En 1938, à la veille de la Seconde Guerre mondiale, Bénédicte Drot entre au service des Treives en tant que gouvernante. Elle devra gérer le fonctionnement de cette maison bourgeoise du XVIIème arrondissement de Paris, dont les habitants sont des marchands d’art juifs, ce qui lui pose un problème de conscience dans la mesure où elle est issue d’une famille catholique, conservatrice et militaire.

J’ai été attirée par ce texte car il a été adapté pour la télévision il y a quelques années. Le rôle titre était interprété par Louise Monot, une actrice que j’aime beaucoup. J’avais un peu relégué ce roman dans les tréfonds de ma mémoire, mais en rangeant les rayonnages de la médiathèque un dimanche après-midi, je suis tombée en arrêt devant ce titre avec l’envie de le lire, enfin.

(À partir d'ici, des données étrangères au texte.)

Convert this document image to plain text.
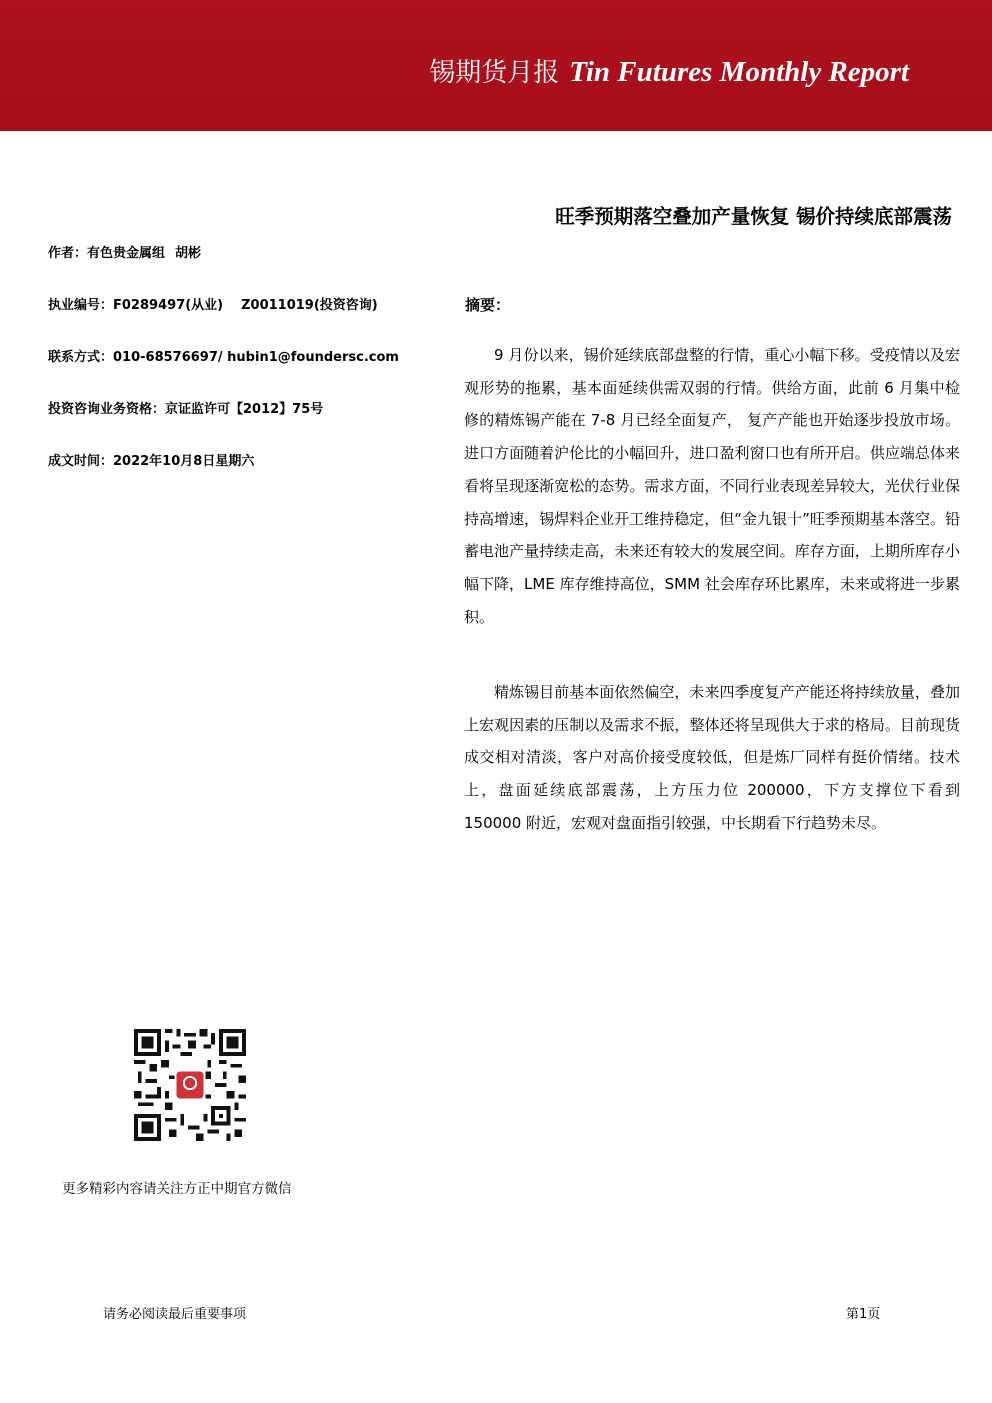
锡期货月报 Tin Futures Monthly Report
旺季预期落空叠加产量恢复 锡价持续底部震荡
作者：有色贵金属组 胡彬
执业编号：F0289497(从业) Z0011019(投资咨询)
联系方式：010-68576697/ hubin1@foundersc.com
投资咨询业务资格：京证监许可【2012】75号
成文时间：2022年10月8日星期六
摘要：

9 月份以来，锡价延续底部盘整的行情，重心小幅下移。受疫情以及宏观形势的拖累，基本面延续供需双弱的行情。供给方面，此前 6 月集中检修的精炼锡产能在 7-8 月已经全面复产， 复产产能也开始逐步投放市场。进口方面随着沪伦比的小幅回升，进口盈利窗口也有所开启。供应端总体来看将呈现逐渐宽松的态势。需求方面，不同行业表现差异较大，光伏行业保持高增速，锡焊料企业开工维持稳定，但“金九银十”旺季预期基本落空。铅蓄电池产量持续走高，未来还有较大的发展空间。库存方面，上期所库存小幅下降，LME 库存维持高位，SMM 社会库存环比累库，未来或将进一步累积。

精炼锡目前基本面依然偏空，未来四季度复产产能还将持续放量，叠加上宏观因素的压制以及需求不振，整体还将呈现供大于求的格局。目前现货成交相对清淡，客户对高价接受度较低，但是炼厂同样有挺价情绪。技术上，盘面延续底部震荡，上方压力位 200000，下方支撑位下看到 150000 附近，宏观对盘面指引较强，中长期看下行趋势未尽。

更多精彩内容请关注方正中期官方微信
请务必阅读最后重要事项	第1页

Vous serez d’accord avec moi, il est toujours gênant de lire un roman après en avoir vu l’adaptation. J’aime bien visualiser les personnages et forcément, Mademoiselle Drot avait les traits de Louise Monot et Madame Treives ceux de Mélanie Bernier. Une fois cet obstacle passé, j’ai savouré ma lecture car l’écriture d’Hélène Millerand est très belle, elle coule, limpide et n’est jamais heurtée, même quand les personnages sont dans la tourmente. A bien des égards, l’héroïne n’est pas quelqu’un que j’aurais aimé avoir pour amie : elle a des idées bien arrêtées sur la religion, sur ce qu’il convient de faire ou pas, sur qui sont les gens biens (certainement pas ses patrons en tout cas, au prétexte qu’ils sont juifs). Elle n’éprouve aucun sentiment pour sa fille alors qu’elle vénère le fils de ses patrons et est prompte au jugement. Mais elle est solide comme un roc, elle traverse toutes les tempêtes sans jamais s’écrouler. On peut s’appuyer sur son épaule solide pour se sortir de n’importe quelle situation.

J’ai beaucoup aimé ce roman très court (158 pages) même si je regrette d’avoir vu l’adaptation télévisée avant de le lire. On y découvre un destin de femme brisé qui essaie de tracer sa route parmi les hommes dans une France à la croisée des chemins. A découvrir, donc.